Could this possibly due to how your terminal is handling the encoding? I find the way my Mac handles copy->pasting URLs unintuitive sometimes compared to Linux.

You probably tried this already, but does the behaviour change when you wrap your url in single quotes on the CLI?

orangejulius commented 2 years ago

Okay, we think we tracked down the problem here.
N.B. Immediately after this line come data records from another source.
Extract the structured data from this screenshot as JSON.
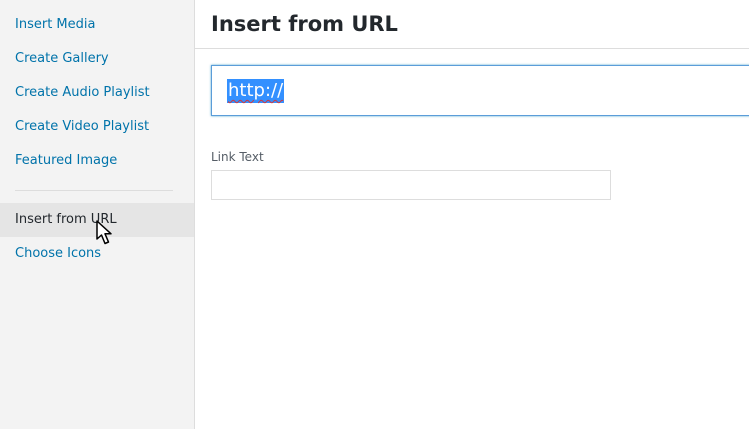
{
  "sidebar": {
    "items": [
      {
        "label": "Insert Media"
      },
      {
        "label": "Create Gallery"
      },
      {
        "label": "Create Audio Playlist"
      },
      {
        "label": "Create Video Playlist"
      },
      {
        "label": "Featured Image"
      },
      {
        "label": "Insert from URL"
      },
      {
        "label": "Choose Icons"
      }
    ],
    "active_item": "Insert from URL"
  },
  "main": {
    "title": "Insert from URL",
    "url_field": {
      "value": "http://"
    },
    "link_text_field": {
      "label": "Link Text",
      "value": ""
    }
  },
  "colors": {
    "link": "#0073aa",
    "active_background": "#e5e5e5",
    "sidebar_background": "#f3f3f3",
    "focus_border": "#5b9dd9",
    "selection": "#3390ff"
  },
  "icons": {
    "cursor": "mouse-pointer-icon"
  }
}
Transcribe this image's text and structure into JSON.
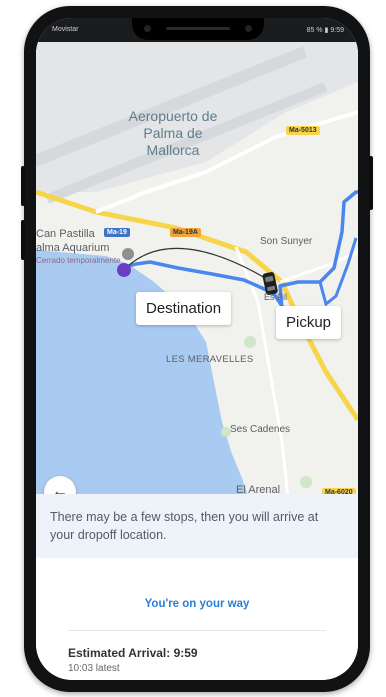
{
  "status_bar": {
    "carrier": "Movistar",
    "battery": "85 %",
    "time": "9:59"
  },
  "map": {
    "labels": {
      "airport": "Aeropuerto de Palma de Mallorca",
      "can_pastilla": "Can Pastilla",
      "aquarium": "alma Aquarium",
      "aquarium_note": "Cerrado temporalmente",
      "son_sunyer": "Son Sunyer",
      "es_pil": "Es Pil",
      "les_meravelles": "LES MERAVELLES",
      "ses_cadenes": "Ses Cadenes",
      "el_arenal": "El Arenal"
    },
    "roads": {
      "ma5013": "Ma-5013",
      "ma19": "Ma-19",
      "ma19a": "Ma-19A",
      "ma6020": "Ma-6020"
    },
    "destination_label": "Destination",
    "pickup_label": "Pickup",
    "colors": {
      "water": "#a9cbf2",
      "route": "#4a86f0",
      "destination_pin": "#6b3fc4",
      "badge_blue": "#3d72c7",
      "badge_orange": "#f0a43a",
      "badge_yellow": "#f7d54a"
    }
  },
  "sheet": {
    "message": "There may be a few stops, then you will arrive at your dropoff location.",
    "status": "You're on your way",
    "eta": "Estimated Arrival: 9:59",
    "latest": "10:03 latest"
  }
}
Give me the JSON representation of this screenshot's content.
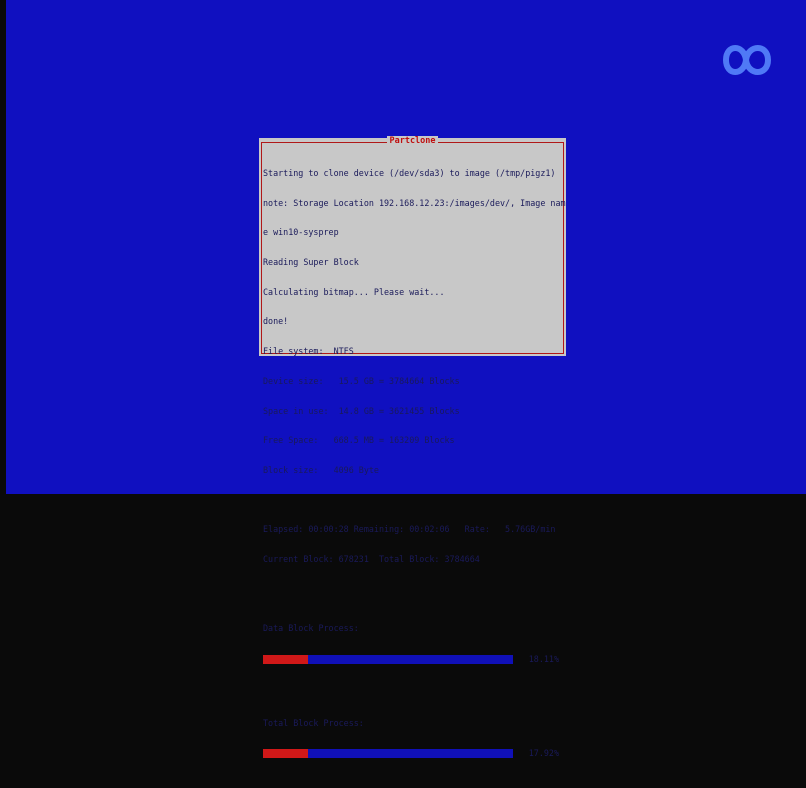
{
  "dialog": {
    "title": "Partclone",
    "lines": [
      "Starting to clone device (/dev/sda3) to image (/tmp/pigz1)",
      "note: Storage Location 192.168.12.23:/images/dev/, Image nam",
      "e win10-sysprep",
      "Reading Super Block",
      "Calculating bitmap... Please wait...",
      "done!",
      "File system:  NTFS",
      "Device size:   15.5 GB = 3784664 Blocks",
      "Space in use:  14.8 GB = 3621455 Blocks",
      "Free Space:   668.5 MB = 163209 Blocks",
      "Block size:   4096 Byte"
    ],
    "status_lines": [
      "Elapsed: 00:00:28 Remaining: 00:02:06   Rate:   5.76GB/min",
      "Current Block: 678231  Total Block: 3784664"
    ],
    "data_block": {
      "label": "Data Block Process:",
      "percent_text": "18.11%",
      "fraction": 0.1811
    },
    "total_block": {
      "label": "Total Block Process:",
      "percent_text": "17.92%",
      "fraction": 0.1792
    }
  },
  "colors": {
    "screen_bg": "#1010c0",
    "dialog_bg": "#c8c8c8",
    "accent_red": "#c01010",
    "bar_track": "#1010b8",
    "bar_fill": "#d01818"
  },
  "watermark": {
    "icon": "infinity-cloud-icon"
  }
}
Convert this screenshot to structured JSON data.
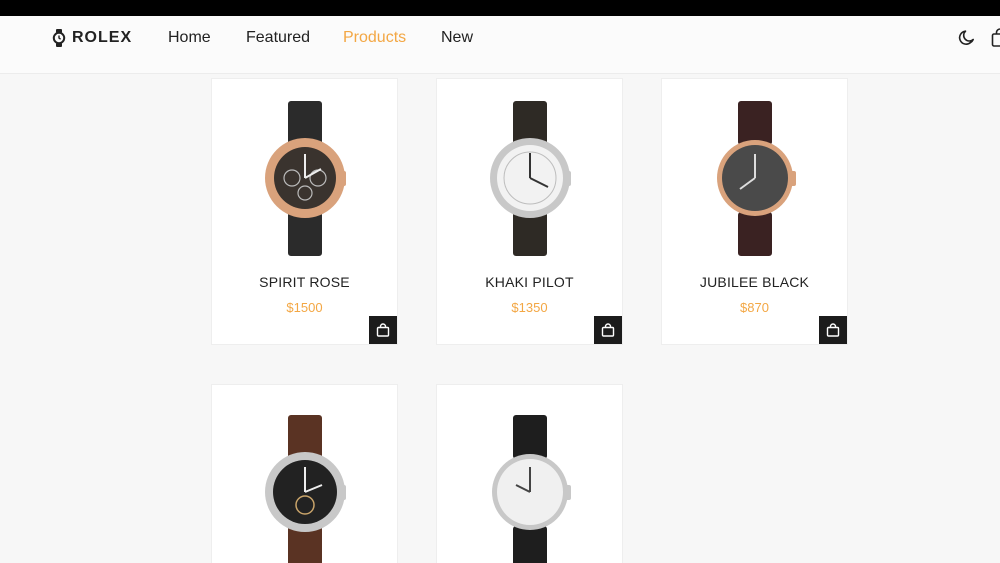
{
  "brand": {
    "name": "ROLEX",
    "icon": "watch-icon"
  },
  "nav": {
    "items": [
      {
        "label": "Home",
        "active": false
      },
      {
        "label": "Featured",
        "active": false
      },
      {
        "label": "Products",
        "active": true
      },
      {
        "label": "New",
        "active": false
      }
    ],
    "theme_icon": "moon-icon",
    "cart_icon": "shopping-bag-icon"
  },
  "colors": {
    "accent": "#f3a744",
    "text": "#222222",
    "button": "#1c1c1c",
    "background": "#f7f7f7"
  },
  "products": [
    {
      "name": "SPIRIT ROSE",
      "price": "$1500",
      "strap": "#2b2b2b",
      "case": "#d9a27c",
      "dial": "#3a332e"
    },
    {
      "name": "KHAKI PILOT",
      "price": "$1350",
      "strap": "#2e2a25",
      "case": "#c8c8c8",
      "dial": "#f2f2f2"
    },
    {
      "name": "JUBILEE BLACK",
      "price": "$870",
      "strap": "#3a2222",
      "case": "#d9a27c",
      "dial": "#4a4a4a"
    },
    {
      "name": "",
      "price": "",
      "strap": "#5a3323",
      "case": "#c8c8c8",
      "dial": "#222222"
    },
    {
      "name": "",
      "price": "",
      "strap": "#1e1e1e",
      "case": "#c8c8c8",
      "dial": "#f0f0f0"
    }
  ]
}
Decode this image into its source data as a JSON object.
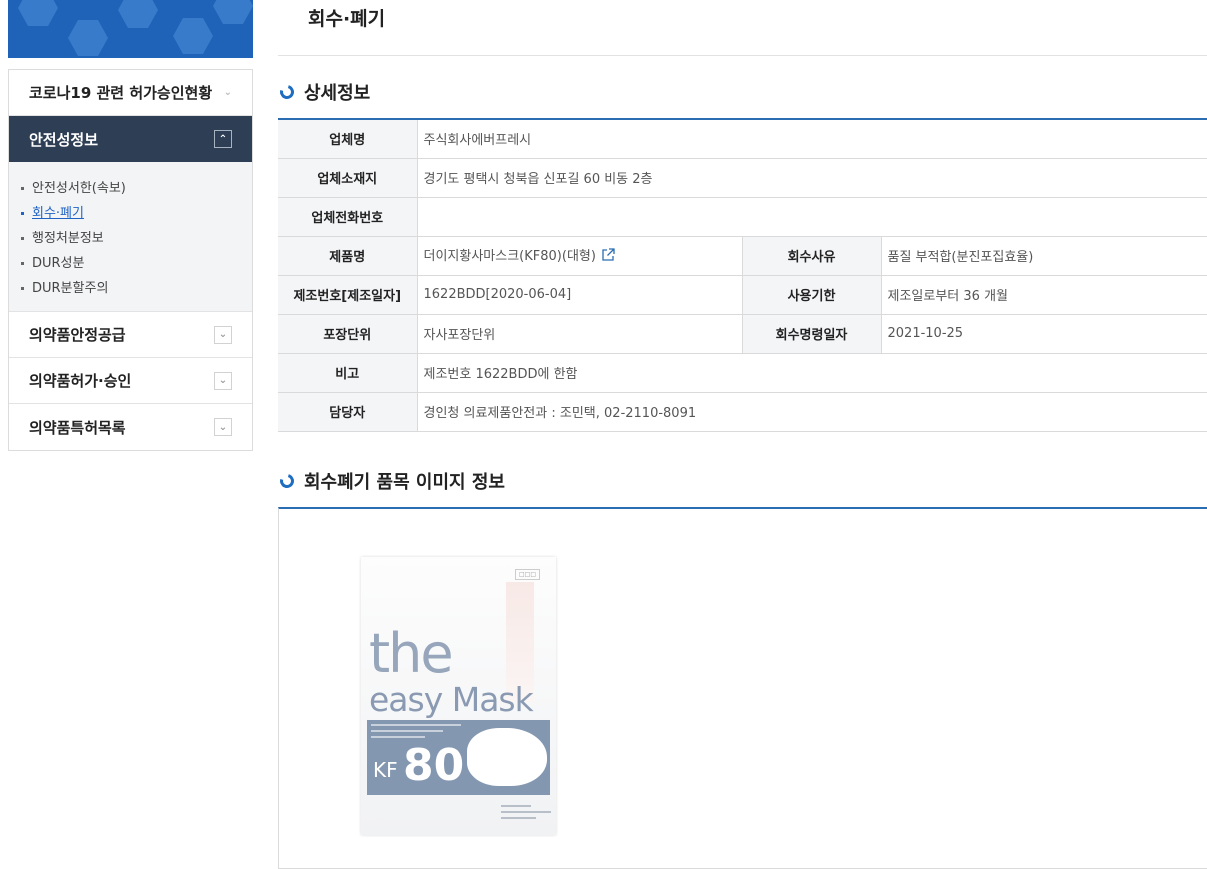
{
  "sidebar": {
    "items": [
      {
        "label": "코로나19 관련 허가승인현황"
      },
      {
        "label": "안전성정보"
      },
      {
        "label": "의약품안정공급"
      },
      {
        "label": "의약품허가·승인"
      },
      {
        "label": "의약품특허목록"
      }
    ],
    "submenu": [
      {
        "label": "안전성서한(속보)"
      },
      {
        "label": "회수·폐기"
      },
      {
        "label": "행정처분정보"
      },
      {
        "label": "DUR성분"
      },
      {
        "label": "DUR분할주의"
      }
    ]
  },
  "page": {
    "title": "회수·폐기",
    "section_detail": "상세정보",
    "section_image": "회수폐기 품목 이미지 정보"
  },
  "detail": {
    "company_label": "업체명",
    "company": "주식회사에버프레시",
    "address_label": "업체소재지",
    "address": "경기도 평택시 청북읍 신포길 60 비동 2층",
    "phone_label": "업체전화번호",
    "phone": "",
    "product_label": "제품명",
    "product": "더이지황사마스크(KF80)(대형)",
    "reason_label": "회수사유",
    "reason": "품질 부적합(분진포집효율)",
    "lot_label": "제조번호[제조일자]",
    "lot": "1622BDD[2020-06-04]",
    "expiry_label": "사용기한",
    "expiry": "제조일로부터 36 개월",
    "pack_label": "포장단위",
    "pack": "자사포장단위",
    "order_date_label": "회수명령일자",
    "order_date": "2021-10-25",
    "note_label": "비고",
    "note": "제조번호 1622BDD에 한함",
    "contact_label": "담당자",
    "contact": "경인청 의료제품안전과 : 조민택, 02-2110-8091"
  },
  "product_image": {
    "line1": "the",
    "line2": "easy Mask",
    "kf": "KF",
    "grade": "80"
  },
  "colors": {
    "active_nav_bg": "#2d3e55",
    "accent": "#2b6db3",
    "link": "#1f63c4"
  },
  "icons": {
    "external_link": "external-link-icon",
    "chevron": "chevron-down-icon",
    "section_marker": "refresh-ring-icon"
  }
}
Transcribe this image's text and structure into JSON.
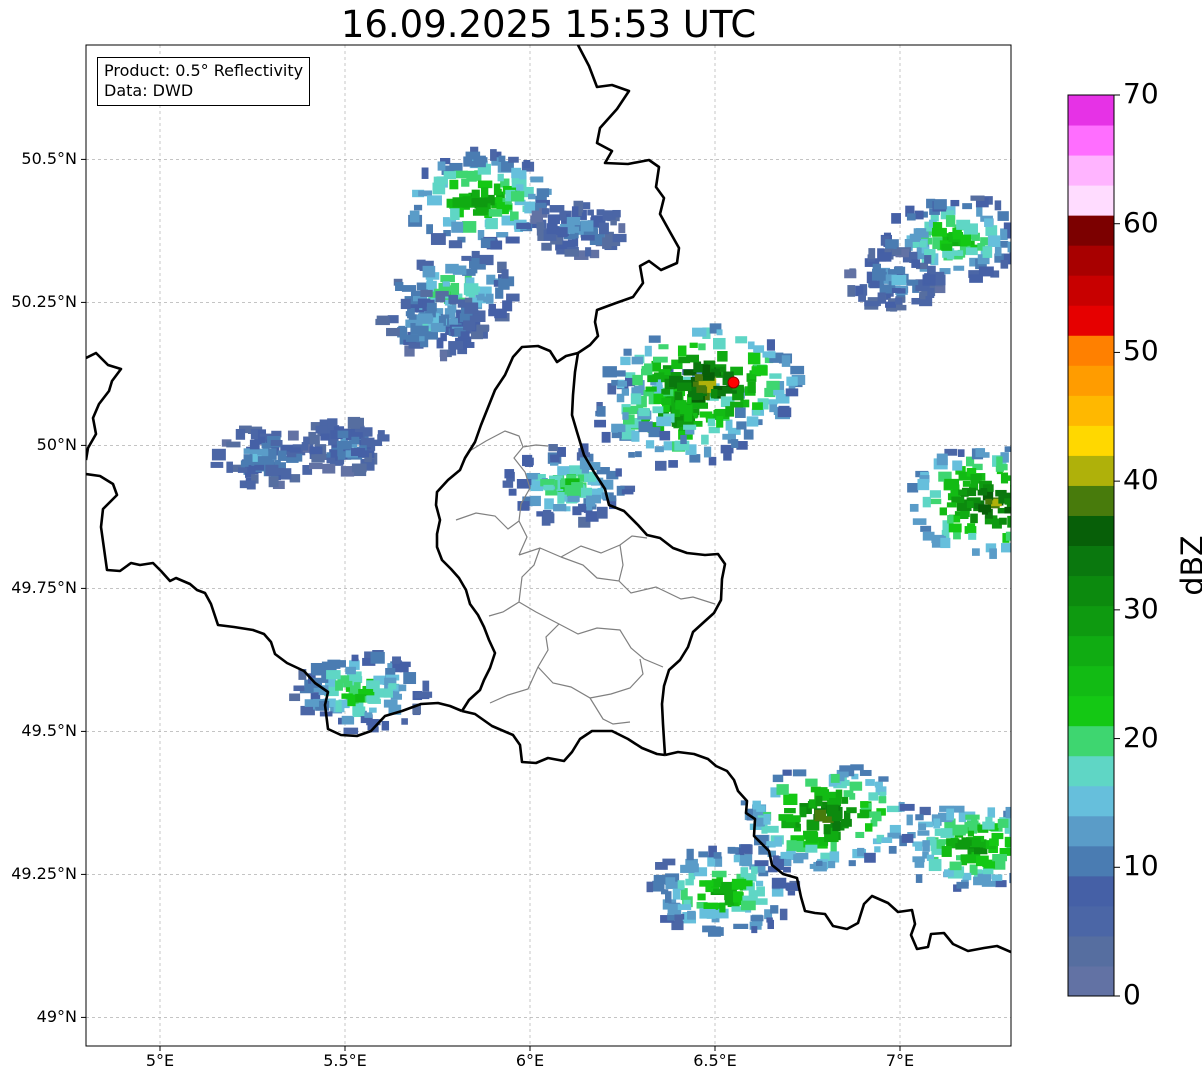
{
  "title": "16.09.2025 15:53 UTC",
  "info": {
    "product": "Product: 0.5° Reflectivity",
    "data_source": "Data: DWD"
  },
  "map": {
    "lon_range": [
      4.8,
      7.3
    ],
    "lat_range": [
      48.95,
      50.7
    ],
    "grid": true,
    "x_ticks": [
      {
        "value": 5.0,
        "label": "5°E"
      },
      {
        "value": 5.5,
        "label": "5.5°E"
      },
      {
        "value": 6.0,
        "label": "6°E"
      },
      {
        "value": 6.5,
        "label": "6.5°E"
      },
      {
        "value": 7.0,
        "label": "7°E"
      }
    ],
    "y_ticks": [
      {
        "value": 50.5,
        "label": "50.5°N"
      },
      {
        "value": 50.25,
        "label": "50.25°N"
      },
      {
        "value": 50.0,
        "label": "50°N"
      },
      {
        "value": 49.75,
        "label": "49.75°N"
      },
      {
        "value": 49.5,
        "label": "49.5°N"
      },
      {
        "value": 49.25,
        "label": "49.25°N"
      },
      {
        "value": 49.0,
        "label": "49°N"
      }
    ],
    "radar_site": {
      "lon": 6.55,
      "lat": 50.11,
      "color": "#ff0000"
    },
    "colors": {
      "border": "#000000",
      "admin": "#808080",
      "grid": "#b0b0b0"
    }
  },
  "colorbar": {
    "title": "dBZ",
    "min": 0,
    "max": 70,
    "step": 2.5,
    "ticks": [
      {
        "value": 0,
        "label": "0"
      },
      {
        "value": 10,
        "label": "10"
      },
      {
        "value": 20,
        "label": "20"
      },
      {
        "value": 30,
        "label": "30"
      },
      {
        "value": 40,
        "label": "40"
      },
      {
        "value": 50,
        "label": "50"
      },
      {
        "value": 60,
        "label": "60"
      },
      {
        "value": 70,
        "label": "70"
      }
    ],
    "colors": [
      "#6272a4",
      "#566ea0",
      "#4b66a6",
      "#4560a6",
      "#4a7cb2",
      "#5a9cc8",
      "#66bfdc",
      "#5fd6c5",
      "#3ed670",
      "#14c814",
      "#12bb14",
      "#10ac12",
      "#0e9a10",
      "#0c8a0e",
      "#0a780e",
      "#075f08",
      "#487b0c",
      "#afb10a",
      "#ffd800",
      "#ffb800",
      "#ff9c00",
      "#ff8000",
      "#e60000",
      "#c80000",
      "#a80000",
      "#7c0000",
      "#ffdcff",
      "#ffb4ff",
      "#ff6eff",
      "#e632e6"
    ]
  },
  "chart_data": {
    "type": "heatmap",
    "title": "16.09.2025 15:53 UTC",
    "value_label": "dBZ",
    "value_range": [
      0,
      70
    ],
    "cells": [
      {
        "lon": 5.8,
        "lat": 50.27,
        "dbz": 22
      },
      {
        "lon": 5.86,
        "lat": 50.43,
        "dbz": 30
      },
      {
        "lon": 5.74,
        "lat": 50.21,
        "dbz": 16
      },
      {
        "lon": 6.13,
        "lat": 50.38,
        "dbz": 12
      },
      {
        "lon": 6.4,
        "lat": 50.05,
        "dbz": 32
      },
      {
        "lon": 6.47,
        "lat": 50.11,
        "dbz": 40
      },
      {
        "lon": 6.1,
        "lat": 49.93,
        "dbz": 22
      },
      {
        "lon": 7.15,
        "lat": 50.36,
        "dbz": 26
      },
      {
        "lon": 6.98,
        "lat": 50.29,
        "dbz": 14
      },
      {
        "lon": 7.25,
        "lat": 49.9,
        "dbz": 38
      },
      {
        "lon": 5.54,
        "lat": 49.57,
        "dbz": 24
      },
      {
        "lon": 6.8,
        "lat": 49.35,
        "dbz": 36
      },
      {
        "lon": 6.52,
        "lat": 49.22,
        "dbz": 28
      },
      {
        "lon": 7.2,
        "lat": 49.3,
        "dbz": 30
      },
      {
        "lon": 5.28,
        "lat": 49.98,
        "dbz": 14
      },
      {
        "lon": 5.5,
        "lat": 50.0,
        "dbz": 12
      }
    ]
  }
}
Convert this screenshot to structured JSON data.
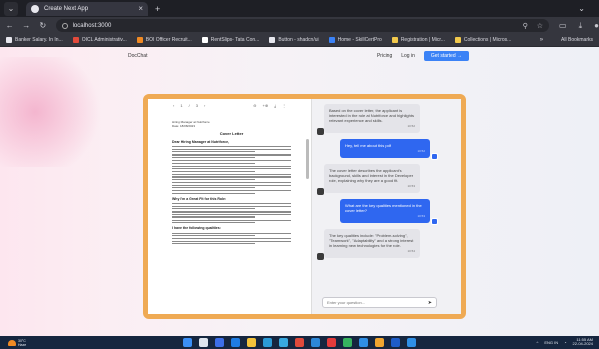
{
  "browser": {
    "tab_title": "Create Next App",
    "url": "localhost:3000",
    "new_tab_label": "+",
    "bookmarks": [
      {
        "label": "Banker Salary. In In...",
        "color": "#e7e7ee"
      },
      {
        "label": "OICL Administrativ...",
        "color": "#e24a3b"
      },
      {
        "label": "BOI Officer Recruit...",
        "color": "#f08a24"
      },
      {
        "label": "RentSlips- Tata Con...",
        "color": "#ffffff"
      },
      {
        "label": "Button - shadcn/ui",
        "color": "#e7e7ee"
      },
      {
        "label": "Home - SkillCertPro",
        "color": "#3b82f6"
      },
      {
        "label": "Registration | Micr...",
        "color": "#f2c94c"
      },
      {
        "label": "Collections | Micros...",
        "color": "#f2c94c"
      }
    ],
    "bookmarks_more": "»",
    "all_bookmarks": "All Bookmarks"
  },
  "site": {
    "brand": "DocChat",
    "nav": [
      "Pricing",
      "Log in"
    ],
    "cta": "Get started →"
  },
  "doc": {
    "toolbar": [
      "‹",
      "1",
      "/",
      "3",
      "›",
      "⊖",
      "+⊕",
      "⤓",
      "⋮"
    ],
    "header_lines": [
      "Hiring Manager at Nutriforce",
      "Date: 18/08/2023"
    ],
    "title": "Cover Letter",
    "sections": [
      {
        "heading": "Dear Hiring Manager at Nutriforce,",
        "lines": 3
      },
      {
        "heading": "",
        "lines": 2
      },
      {
        "heading": "",
        "lines": 2
      },
      {
        "heading": "",
        "lines": 3
      },
      {
        "heading": "",
        "lines": 3
      },
      {
        "heading": "",
        "lines": 3
      },
      {
        "heading": "",
        "lines": 2
      },
      {
        "heading": "Why I'm a Great Fit for this Role:",
        "lines": 3
      },
      {
        "heading": "",
        "lines": 3
      },
      {
        "heading": "",
        "lines": 2
      },
      {
        "heading": "I have the following qualities:",
        "lines": 2
      },
      {
        "heading": "",
        "lines": 3
      }
    ]
  },
  "chat": {
    "messages": [
      {
        "role": "ai",
        "text": "Based on the cover letter, the applicant is interested in the role at Nutriforce and highlights relevant experience and skills.",
        "time": "10:52"
      },
      {
        "role": "user",
        "text": "Hey, tell me about this pdf",
        "time": "10:52"
      },
      {
        "role": "ai",
        "text": "The cover letter describes the applicant's background, skills and interest in the Developer role, explaining why they are a good fit.",
        "time": "10:53"
      },
      {
        "role": "user",
        "text": "What are the key qualities mentioned in the cover letter?",
        "time": "10:53"
      },
      {
        "role": "ai",
        "text": "The key qualities include: \"Problem-solving\", \"Teamwork\", \"Adaptability\" and a strong interest in learning new technologies for the role.",
        "time": "10:54"
      }
    ],
    "input_placeholder": "Enter your question..."
  },
  "taskbar": {
    "weather_temp": "30°C",
    "weather_desc": "Haze",
    "lang": "ENG IN",
    "time": "11:55 AM",
    "date": "22-04-2024",
    "apps": [
      {
        "name": "windows",
        "color": "#3b8ff6"
      },
      {
        "name": "search",
        "color": "#dfe5ee"
      },
      {
        "name": "files",
        "color": "#3d6ee8"
      },
      {
        "name": "mail",
        "color": "#1f7ce3"
      },
      {
        "name": "explorer",
        "color": "#f3c23b"
      },
      {
        "name": "photos",
        "color": "#2b9bd7"
      },
      {
        "name": "store",
        "color": "#38a9e0"
      },
      {
        "name": "chrome",
        "color": "#e04a3b"
      },
      {
        "name": "edge",
        "color": "#2d88d8"
      },
      {
        "name": "youtube",
        "color": "#e33b3b"
      },
      {
        "name": "chrome2",
        "color": "#36b35f"
      },
      {
        "name": "vscode",
        "color": "#2f8fe6"
      },
      {
        "name": "app11",
        "color": "#f0a530"
      },
      {
        "name": "app12",
        "color": "#1e5cc8"
      },
      {
        "name": "app13",
        "color": "#2f8fe6"
      }
    ]
  }
}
It looks like, because the code we use to trim the text parameter is not unicode aware, it can trim the input in the middle of UTF-8 multibyte characters:

https://github.com/pelias/api/blob/130da3253b379b2ced5e4906e097fcbe1f32dfa2/sanitizer/_text.js#L26

There are packages like unicode-substring that can handle this in a safer way, and we might end up using one of those.

Some other details:

missinglink commented 2 years ago

it seems that this bug is the cause of the issue.

orangejulius commented 2 years ago

I can confirm that https://github.com/pelias/api/pull/1577 fixed this and the query shown above no longer causes a 500 error with API version v5.34.0.

Also, the issue with browsers modifying the request seems to be limited to Firefox only. Chrome was able to reproduce the error just fine. Interesting.